Both those things were responsible for me turning vegetarian to start with, feeling that I'd be a hypocrite and a coward if I continued to eat sanitised prepackaged meat if at the same time I couldn't come to terms with how it'd got there, then I've stayed vegetarian since, encouraged by finding out more about the shit they feed and medicate animals with, the whole mad cow thing that happened not long after finding out about that, then also learning about the sustainability and third world poverty issues that are connected with the meat industry.
At the end of the day I feel that in a modern society, we can get along OK without meat (I know I do). We're probably all going to have to at some stage anyway with population growth and enironmental factors.
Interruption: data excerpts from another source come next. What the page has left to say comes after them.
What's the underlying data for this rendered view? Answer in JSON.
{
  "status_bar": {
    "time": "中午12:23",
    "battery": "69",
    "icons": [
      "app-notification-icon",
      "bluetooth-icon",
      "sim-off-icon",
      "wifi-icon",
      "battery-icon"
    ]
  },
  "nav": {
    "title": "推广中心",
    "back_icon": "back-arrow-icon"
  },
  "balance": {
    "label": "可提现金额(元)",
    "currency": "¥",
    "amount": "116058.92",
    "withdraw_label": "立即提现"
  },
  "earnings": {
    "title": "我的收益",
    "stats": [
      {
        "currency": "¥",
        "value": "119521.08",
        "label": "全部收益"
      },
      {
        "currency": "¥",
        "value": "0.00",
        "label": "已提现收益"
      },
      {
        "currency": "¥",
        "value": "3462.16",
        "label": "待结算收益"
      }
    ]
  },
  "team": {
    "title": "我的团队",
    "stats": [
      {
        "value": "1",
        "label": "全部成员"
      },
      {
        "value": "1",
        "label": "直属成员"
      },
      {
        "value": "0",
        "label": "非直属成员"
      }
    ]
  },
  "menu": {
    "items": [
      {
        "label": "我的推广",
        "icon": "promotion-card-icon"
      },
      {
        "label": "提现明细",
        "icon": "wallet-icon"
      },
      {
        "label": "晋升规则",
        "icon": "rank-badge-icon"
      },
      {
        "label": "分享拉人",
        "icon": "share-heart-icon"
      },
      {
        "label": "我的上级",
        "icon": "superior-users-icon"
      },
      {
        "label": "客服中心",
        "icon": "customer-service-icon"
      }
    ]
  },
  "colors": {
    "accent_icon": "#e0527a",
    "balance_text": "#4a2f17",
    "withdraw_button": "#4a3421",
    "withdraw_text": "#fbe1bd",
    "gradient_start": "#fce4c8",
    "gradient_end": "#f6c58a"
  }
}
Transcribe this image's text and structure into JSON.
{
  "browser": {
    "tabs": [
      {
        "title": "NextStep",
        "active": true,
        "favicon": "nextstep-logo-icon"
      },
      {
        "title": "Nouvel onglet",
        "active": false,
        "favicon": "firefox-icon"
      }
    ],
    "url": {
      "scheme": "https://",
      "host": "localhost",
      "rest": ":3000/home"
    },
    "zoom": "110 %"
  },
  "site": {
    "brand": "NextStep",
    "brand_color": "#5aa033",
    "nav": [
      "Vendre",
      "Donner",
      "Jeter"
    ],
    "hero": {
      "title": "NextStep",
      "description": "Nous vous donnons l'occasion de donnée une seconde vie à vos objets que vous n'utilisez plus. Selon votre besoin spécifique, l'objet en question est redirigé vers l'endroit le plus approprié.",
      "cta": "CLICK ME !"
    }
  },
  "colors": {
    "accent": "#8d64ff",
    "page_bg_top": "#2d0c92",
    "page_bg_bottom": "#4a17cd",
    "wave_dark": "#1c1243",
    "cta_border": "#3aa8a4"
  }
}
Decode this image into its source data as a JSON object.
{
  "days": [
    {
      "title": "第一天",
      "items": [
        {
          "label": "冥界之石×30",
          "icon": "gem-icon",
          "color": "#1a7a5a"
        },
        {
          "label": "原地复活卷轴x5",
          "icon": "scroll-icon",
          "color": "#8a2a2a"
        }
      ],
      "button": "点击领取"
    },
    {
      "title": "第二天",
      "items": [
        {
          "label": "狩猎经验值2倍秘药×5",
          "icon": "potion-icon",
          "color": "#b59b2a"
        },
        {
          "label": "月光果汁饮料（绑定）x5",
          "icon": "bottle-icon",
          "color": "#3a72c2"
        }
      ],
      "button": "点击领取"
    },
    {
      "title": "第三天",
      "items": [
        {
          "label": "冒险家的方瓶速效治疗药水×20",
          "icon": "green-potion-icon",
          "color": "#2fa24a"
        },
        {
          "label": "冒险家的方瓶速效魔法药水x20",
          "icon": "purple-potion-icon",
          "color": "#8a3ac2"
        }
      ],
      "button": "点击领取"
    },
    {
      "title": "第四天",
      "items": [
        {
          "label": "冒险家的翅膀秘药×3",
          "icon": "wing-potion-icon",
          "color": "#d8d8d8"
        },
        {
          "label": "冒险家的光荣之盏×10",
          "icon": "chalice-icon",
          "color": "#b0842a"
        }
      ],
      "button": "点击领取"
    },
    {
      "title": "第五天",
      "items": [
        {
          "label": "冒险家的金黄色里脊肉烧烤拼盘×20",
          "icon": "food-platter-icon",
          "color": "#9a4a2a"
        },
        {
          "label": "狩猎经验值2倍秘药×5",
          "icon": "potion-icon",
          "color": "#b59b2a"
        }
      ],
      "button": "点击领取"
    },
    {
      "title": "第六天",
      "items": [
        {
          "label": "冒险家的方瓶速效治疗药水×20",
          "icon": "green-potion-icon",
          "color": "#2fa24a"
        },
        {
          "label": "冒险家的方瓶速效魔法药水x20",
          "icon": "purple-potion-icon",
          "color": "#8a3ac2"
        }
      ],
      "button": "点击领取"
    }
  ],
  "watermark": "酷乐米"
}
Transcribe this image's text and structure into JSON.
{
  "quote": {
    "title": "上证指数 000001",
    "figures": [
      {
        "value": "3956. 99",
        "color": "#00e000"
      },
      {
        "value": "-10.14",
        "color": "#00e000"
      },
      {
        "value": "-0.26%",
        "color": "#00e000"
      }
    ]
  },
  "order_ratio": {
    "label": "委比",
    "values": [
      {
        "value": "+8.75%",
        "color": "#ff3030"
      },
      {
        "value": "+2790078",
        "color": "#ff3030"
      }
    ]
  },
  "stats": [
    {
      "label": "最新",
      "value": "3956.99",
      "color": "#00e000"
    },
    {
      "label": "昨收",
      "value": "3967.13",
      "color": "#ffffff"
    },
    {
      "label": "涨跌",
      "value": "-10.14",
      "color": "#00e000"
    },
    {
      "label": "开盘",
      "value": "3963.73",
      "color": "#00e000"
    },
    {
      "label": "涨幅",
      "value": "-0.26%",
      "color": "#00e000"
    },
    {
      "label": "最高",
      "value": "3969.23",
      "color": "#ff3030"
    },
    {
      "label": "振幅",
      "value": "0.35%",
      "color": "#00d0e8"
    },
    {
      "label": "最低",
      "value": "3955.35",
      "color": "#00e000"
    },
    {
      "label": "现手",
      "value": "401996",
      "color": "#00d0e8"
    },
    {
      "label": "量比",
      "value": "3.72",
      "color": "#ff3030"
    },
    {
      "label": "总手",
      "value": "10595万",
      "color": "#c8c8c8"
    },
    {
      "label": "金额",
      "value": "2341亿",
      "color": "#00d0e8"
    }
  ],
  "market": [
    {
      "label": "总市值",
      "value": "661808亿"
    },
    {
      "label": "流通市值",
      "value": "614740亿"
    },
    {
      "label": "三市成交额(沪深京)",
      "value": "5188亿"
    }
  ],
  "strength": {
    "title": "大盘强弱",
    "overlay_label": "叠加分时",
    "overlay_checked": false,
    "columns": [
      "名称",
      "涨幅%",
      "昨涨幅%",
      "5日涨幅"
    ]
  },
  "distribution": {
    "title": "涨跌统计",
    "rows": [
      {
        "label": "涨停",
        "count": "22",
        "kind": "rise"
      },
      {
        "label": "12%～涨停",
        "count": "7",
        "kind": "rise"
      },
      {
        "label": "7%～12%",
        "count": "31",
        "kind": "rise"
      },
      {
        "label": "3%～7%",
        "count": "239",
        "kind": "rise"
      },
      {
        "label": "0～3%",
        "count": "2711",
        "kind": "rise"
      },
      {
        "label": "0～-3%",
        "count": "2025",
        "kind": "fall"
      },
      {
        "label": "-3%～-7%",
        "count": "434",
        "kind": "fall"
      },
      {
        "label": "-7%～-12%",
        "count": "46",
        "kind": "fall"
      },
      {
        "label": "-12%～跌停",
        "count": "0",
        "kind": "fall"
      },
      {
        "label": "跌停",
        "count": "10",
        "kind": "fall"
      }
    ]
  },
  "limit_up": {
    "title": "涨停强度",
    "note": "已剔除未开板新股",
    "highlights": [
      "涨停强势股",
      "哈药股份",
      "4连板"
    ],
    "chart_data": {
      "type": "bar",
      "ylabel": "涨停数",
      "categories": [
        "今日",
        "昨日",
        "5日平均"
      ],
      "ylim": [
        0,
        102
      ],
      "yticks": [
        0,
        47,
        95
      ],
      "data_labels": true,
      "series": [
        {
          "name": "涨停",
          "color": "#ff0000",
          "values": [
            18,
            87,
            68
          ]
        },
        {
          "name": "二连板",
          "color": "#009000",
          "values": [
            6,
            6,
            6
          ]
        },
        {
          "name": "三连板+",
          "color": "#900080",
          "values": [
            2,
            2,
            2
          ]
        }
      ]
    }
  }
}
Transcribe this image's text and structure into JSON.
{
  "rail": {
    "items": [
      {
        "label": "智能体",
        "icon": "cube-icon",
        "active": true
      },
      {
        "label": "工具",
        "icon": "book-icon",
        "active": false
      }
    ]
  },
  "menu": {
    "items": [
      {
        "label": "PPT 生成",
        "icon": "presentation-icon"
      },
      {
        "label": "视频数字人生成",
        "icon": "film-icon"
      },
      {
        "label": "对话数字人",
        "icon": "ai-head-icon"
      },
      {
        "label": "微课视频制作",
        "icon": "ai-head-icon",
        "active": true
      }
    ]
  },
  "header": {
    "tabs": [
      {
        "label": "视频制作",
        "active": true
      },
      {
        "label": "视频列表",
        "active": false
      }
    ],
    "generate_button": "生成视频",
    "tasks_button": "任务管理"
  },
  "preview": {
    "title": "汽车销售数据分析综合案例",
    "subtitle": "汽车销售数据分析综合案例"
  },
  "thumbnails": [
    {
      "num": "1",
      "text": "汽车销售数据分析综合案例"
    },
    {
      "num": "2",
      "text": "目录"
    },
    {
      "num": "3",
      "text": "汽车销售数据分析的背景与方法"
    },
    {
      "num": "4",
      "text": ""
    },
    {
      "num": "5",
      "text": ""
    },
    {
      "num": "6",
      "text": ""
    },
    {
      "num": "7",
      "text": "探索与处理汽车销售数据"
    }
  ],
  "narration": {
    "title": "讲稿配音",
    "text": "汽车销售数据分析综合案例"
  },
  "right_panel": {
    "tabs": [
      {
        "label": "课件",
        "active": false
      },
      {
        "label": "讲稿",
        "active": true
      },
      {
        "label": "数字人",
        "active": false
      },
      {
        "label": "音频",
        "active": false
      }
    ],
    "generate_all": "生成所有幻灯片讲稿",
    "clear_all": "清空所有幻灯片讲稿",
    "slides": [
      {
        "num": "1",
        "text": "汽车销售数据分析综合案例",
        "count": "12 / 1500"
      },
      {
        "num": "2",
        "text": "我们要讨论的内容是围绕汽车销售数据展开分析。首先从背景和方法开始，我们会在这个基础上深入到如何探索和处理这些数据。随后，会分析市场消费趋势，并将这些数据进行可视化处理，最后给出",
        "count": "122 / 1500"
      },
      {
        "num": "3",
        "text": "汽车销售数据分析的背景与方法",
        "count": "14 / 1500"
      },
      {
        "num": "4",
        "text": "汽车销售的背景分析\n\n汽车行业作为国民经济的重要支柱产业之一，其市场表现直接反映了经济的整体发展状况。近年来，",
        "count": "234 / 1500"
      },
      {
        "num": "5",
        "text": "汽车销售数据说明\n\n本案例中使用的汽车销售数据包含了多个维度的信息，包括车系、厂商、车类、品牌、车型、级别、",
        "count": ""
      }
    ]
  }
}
A funny side effect of this is that once you turn vegetarian, after a while you kind of look at meat in a different way and see it for what it really is (hacked up bits of dead flesh). While this can be a bit disturbing after a while you kind of become desensitised to it in a different sort of way than you do when you're not a vegetarian (where you're more psychologically isolated from what it is by the way it's packaged).
So if it came down to it and I ever found myself in a situation where I was starving and really needed to hunt and kill animals to survive, then it appears that I wouldn't have so much of a problem doing that, than many of the meat eaters I know (who are quite happy to eat a burger, but wouldn't be able to face killing a cow).
At the end of the day I think it's down to personal choice, and I'm not one for trying to convert people. I've got more respect for people who hunt, kill and eat their own meat, than those who really aren't comfortable with that (or factory farming), but continue to eat it anyway though.